In 1879, John sold out to the Federal Government so they coulde stablish a Supply Farm to provide the First Nations people in the area with desperately needed provisions. John and Adelaide moved upstream, and built their third and final home at the area now referred to as Glennfield. Here, they raised a family of six children, farmed and they built the first irrigation system in western Canada.
William Roper Hull and John Hull bought Fish Creek Supply Farm in 1892. The English-born Hull brothers had learned the basics of the cattle industry on their uncle’s cattle ranch in B.C. By the time of this purchase, Hull Brothers Company had become a major force in the local cattle industry.
In 1895, William Roper Hull began irrigating the 800 acres he had under cultivation.

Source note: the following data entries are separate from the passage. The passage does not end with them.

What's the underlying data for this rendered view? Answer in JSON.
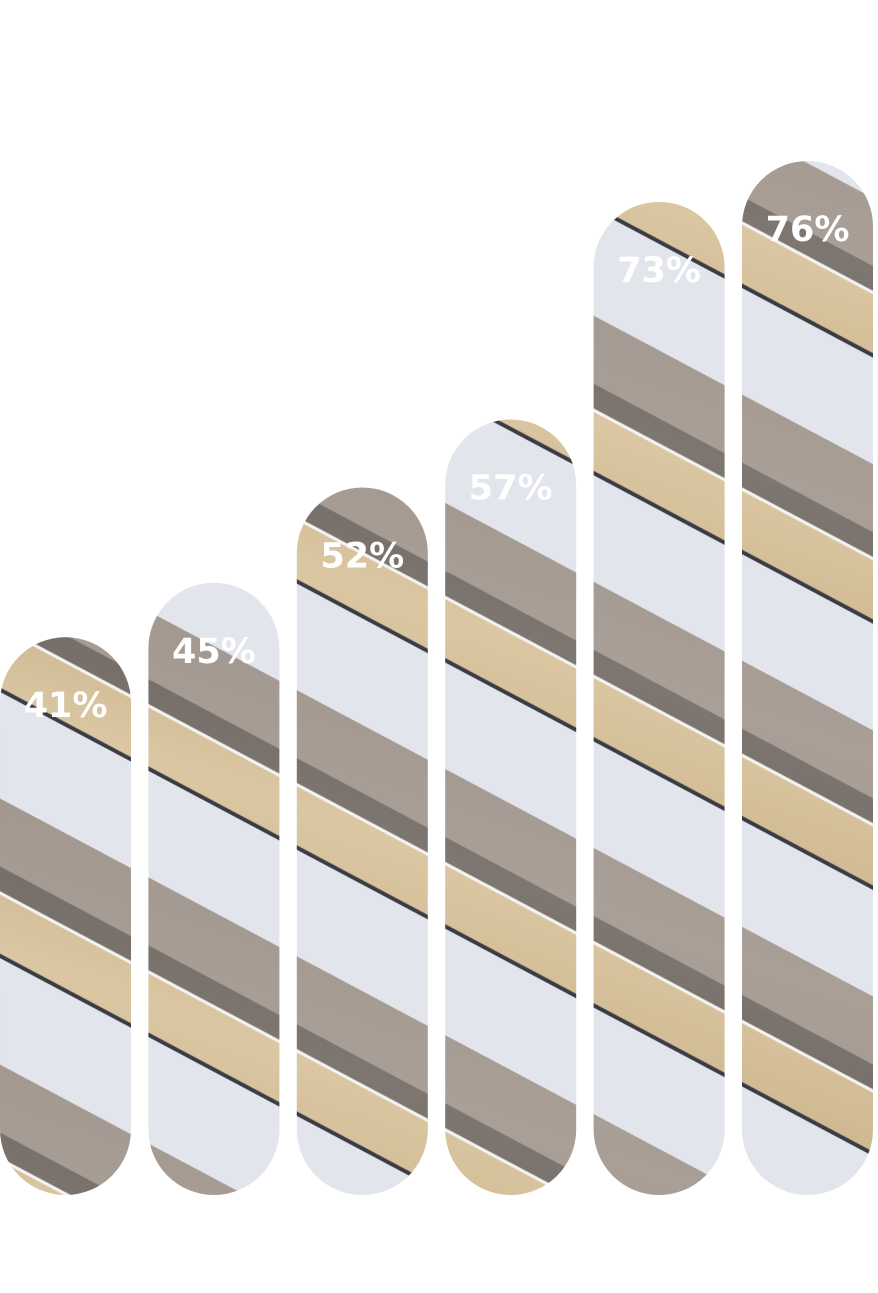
{
  "chart_data": {
    "type": "bar",
    "categories": [
      null,
      null,
      null,
      null,
      null,
      null
    ],
    "values": [
      41,
      45,
      52,
      57,
      73,
      76
    ],
    "value_labels": [
      "41%",
      "45%",
      "52%",
      "57%",
      "73%",
      "76%"
    ]
  }
}
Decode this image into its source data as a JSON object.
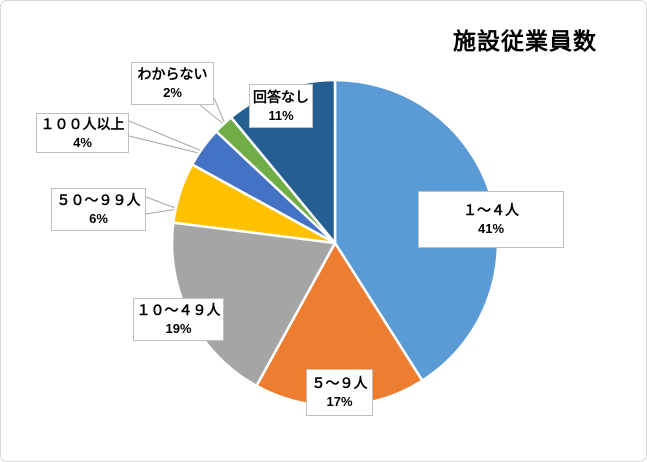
{
  "chart_data": {
    "type": "pie",
    "title": "施設従業員数",
    "categories": [
      "１～４人",
      "５～９人",
      "１０～４９人",
      "５０～９９人",
      "１００人以上",
      "わからない",
      "回答なし"
    ],
    "values": [
      41,
      17,
      19,
      6,
      4,
      2,
      11
    ],
    "value_labels": [
      "41%",
      "17%",
      "19%",
      "6%",
      "4%",
      "2%",
      "11%"
    ],
    "unit": "%",
    "colors": [
      "#5B9BD5",
      "#ED7D31",
      "#A5A5A5",
      "#FFC000",
      "#4472C4",
      "#70AD47",
      "#255E91"
    ],
    "start_angle_deg": 0,
    "direction": "clockwise",
    "legend": "none",
    "label_style": "callout-boxes-with-leader-lines",
    "leader_line_color": "#A6A6A6",
    "label_border_color": "#BFBFBF"
  }
}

Hay yields soared from 90 to 1,200 tons of hay! Hull also cultivated the social life of an elegant class of Canadian ranchers unique to that period. The Bow Valley Ranche, as Hull renamed the farm, became the focal point for their gatherings. The original house burned down, and Hull built the brick two storey home still exists today.
In 1902, Hull sold to Patrick Burns who came to dominate the western meatpacking and dairy products industries. Burns changed the purpose and function of the house. The Ranch was no longer the site of parties for the fashionable elite. The only entertainment it hosted was the occasional luncheon for visiting dignitaries and some staff functions.
Burns operated the ranch as a sorting site for cattle brought in on their way to his slaughterhouse. Animals were fattened up there or at his feedlot (near the Calf Robe Bridge on Deerfoot Trail). The Bow Valley Ranch remained in the Burns family until the provincial government bought it in 1972.